Tenosynovial giant cell tumor (TGCT) is a rare mesenchymal neoplasm that arises in the joints, bursae, or tendon sheaths. The standard treatment is surgical resection, but recurrence is common. Repeated surgery in these patients also carries a risk of increasing morbidity and mortality. Unfortunately, no systemic therapies currently exist. Pexidartinib is a novel small molecule tyrosine-kinase inhibitor which has shown clinical efficacy against recurrent or inoperable TGCT in a phase 1 study. In part one of this randomized controlled trial, 120 patients with advanced TGCT for whom surgery was not recommended were assigned to receive pexidartinib therapy or placebo to study the impact on overall disease response (complete or partial response) at week 25 based on MRI. In part two of the study, all patients received pexidartinib. Due to the emergence of mixed or cholestatic hepatotoxicity, the data monitoring committee stopped enrollment six patients short of the target study population of 126. Researchers found that more patients in the pexidartinib group achieved overall disease response at week 25 than in the placebo group (39% vs. 0%, difference 39%, 95% CI 27% to 53%, p<0.0001). At 6 months, no patient who responded to pexidartinib at week 25 had progressed. Serious adverse events occurred in 13% of patients in the pexidartinib group and in 2% of patients in the placebo group. These cases included three patients in the pexidartinib group who experienced mixed or cholestatic hepatotoxicity, two of which recovered, while the other case lasted 7 months and was confirmed by liver biopsy. Hair color changes (67%), fatigue (54%), and aspartate aminotransferase increase (39%) were the most frequent pexidartinib-associated adverse events. This study was limited by early termination of patient enrollment. Overall, this study suggests that pexidartinib therapy may have significant clinical efficacy in the treatment of advanced TGCT. However, the potential therapeutic benefits of pexidartinib should be weighed against the risk of mixed and cholestatic hepatotoxicity.
In patients who have previously undergone coronary artery bypass graft surgery (CABG), surgical aortic valve replacement (SAVR) can be a complicated procedure due to the risks of sternal re-entry and cardiac or graft injury. Transcatheter aortic valve replacement (TAVR) offers a less invasive approach that may be more optimal in this patient population. The Surgical Replacement and Transcatheter Aortic Valve Implantation (SURTAVI) trial assigned 1,746 patients with severe, symptomatic aortic stenosis to either SAVR or TAVR and found that TAVR was noninferior to surgery in the primary endpoint of a composite of death from any cause or disabling stroke at 2 years. In this secondary post-hoc analysis of the SURTAVI randomized controlled trial, 273 patients who had undergone prior CABG surgery, including 136 who underwent TAVR and 137 who underwent SAVR, were studied to compare the primary outcome of all-cause mortality or disabling stroke at 1-year follow-up. At baseline, 81.6% of patients in the TAVR cohort and 85.4% of patients in the SAVR cohort were male.
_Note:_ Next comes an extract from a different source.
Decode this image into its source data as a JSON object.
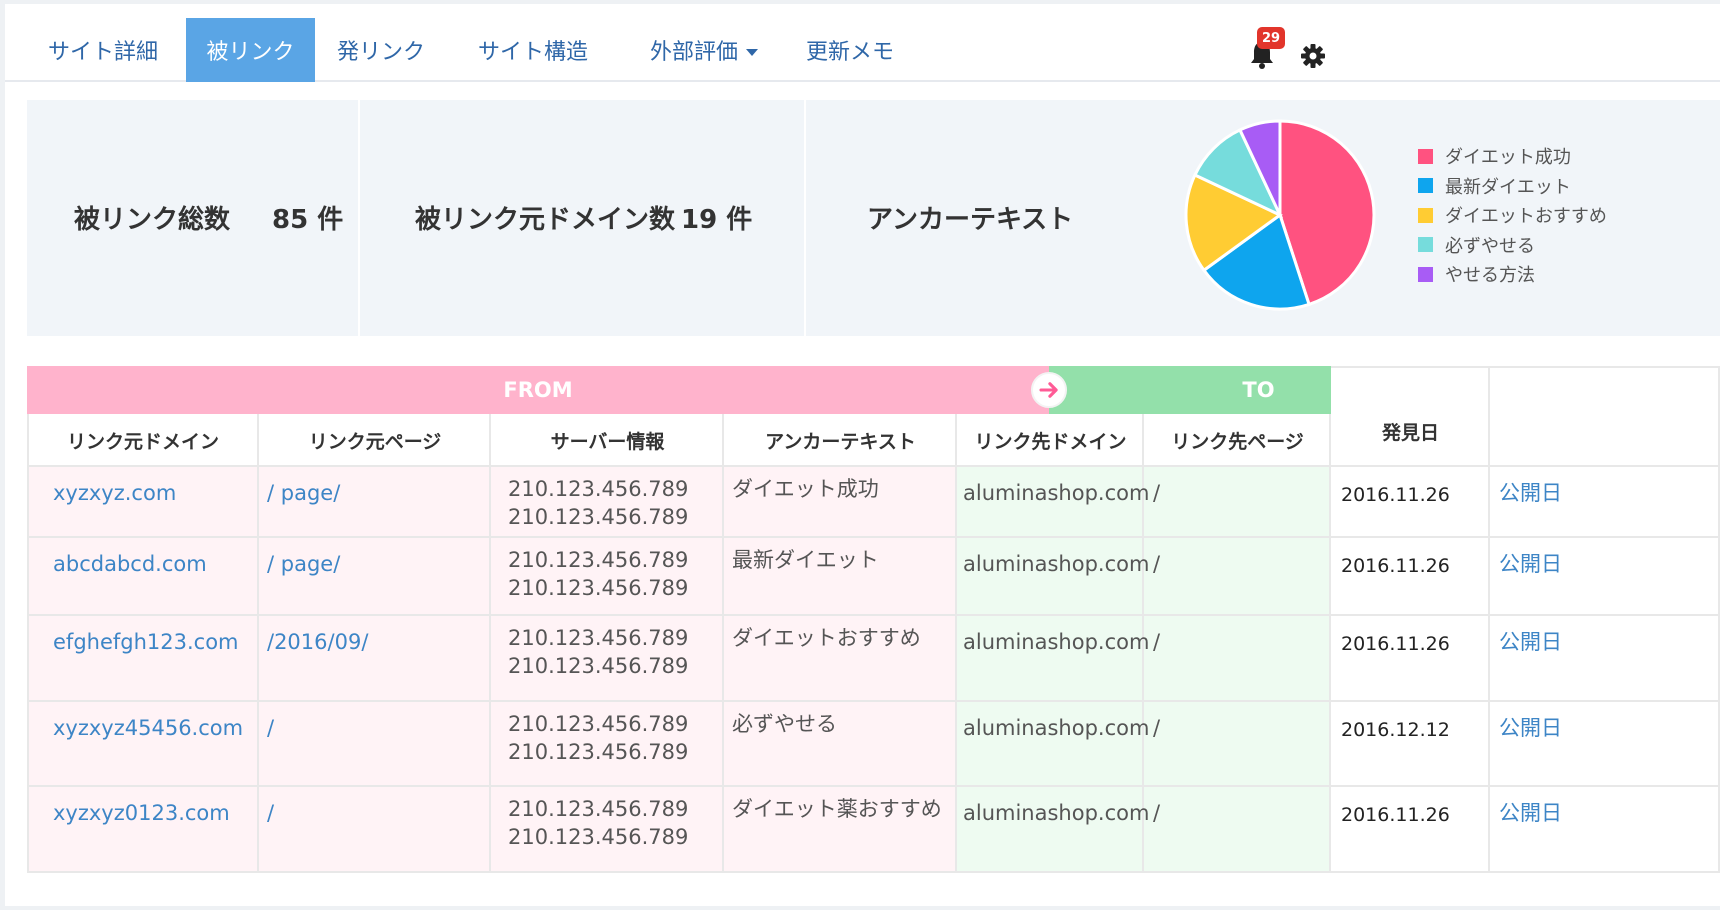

Researchers found that there was no difference in the primary outcome between the two groups at 1-year follow up (p=0.53). Patients in the TAVR group did, however, report a better quality of life at 30 days (as measured by the mean Kansas City Cardiomyopathy Questionnaire summary score) than those in the SAVR group (p<0.001). Moreover, patients in the TAVR group had better exercise capacity at 1 year (as determined by the 6-minute walk test) than those in the SAVR group (p=0.04). In summary, this study suggests that both SAVR and TAVR are safe in patients with prior CABG surgery, and that TAVR leads to a more rapid improvement in quality of life and exercise tolerance in these patients, supporting its use in this patient group.
Current international guidelines recommend a combination of perioperative chemotherapy and surgery in the treatment of operable gastroesophageal cancer. However, given high mortality rates in patients treated with contemporary perioperative chemotherapy, more clinically efficacious and less toxic regimens are needed. One potential strategy involves combining anti-HER2 agents, such as lapatinib, with neoadjuvant chemotherapy. In this randomized controlled open-label trial, 46 patients with HER2-positive operable gastroesophageal adenocarcinoma were assigned to receive either standard epirubicin, cisplatin, and capecitabine (sECX) or modified ECX plus lapatinib (mECX+L) to determine the safety of adding lapatinib to ECX chemotherapy and to establish a recommended treatment dose for a phase 3 trial. The primary outcome was the proportion of patients experiencing grade 3 or 4 diarrhea with mECX+L. Researchers found that the primary outcome occurred in more patients in the mECX+L group than in the sECX group (21% vs. 0%, respectively). In addition, more patients in the mECX+L arm stopped preoperative treatment early compared to patients in the sECX arm (15% vs. 4%, respectively). The most common preoperative toxic effect in both groups was neutropenia, and toxic effects more common in the mECX+L group included grade 1 or 2 stomatitis and vomiting. Postoperative complication rates were similar in each group, and the rate of toxic effects in the postoperative setting was similar to that in the preoperative setting. This study was limited by its small sample size. Importantly, the FLOT (fluorouracil, oxaliplatin, leucovorin, and docetaxel) regimen was adopted as the new perioperative standard of care in place of ECX after recruitment for this study had been completed, limiting the external validity of the study. Overall, this study suggests lapatinib in addition to ECX may be feasible for the treatment of HER2-positive gastroesophageal adenocarcinoma, although better regimens with less toxic effects, such as FLOT, are being investigated in combination with non-cardiotoxic agents in ongoing trials.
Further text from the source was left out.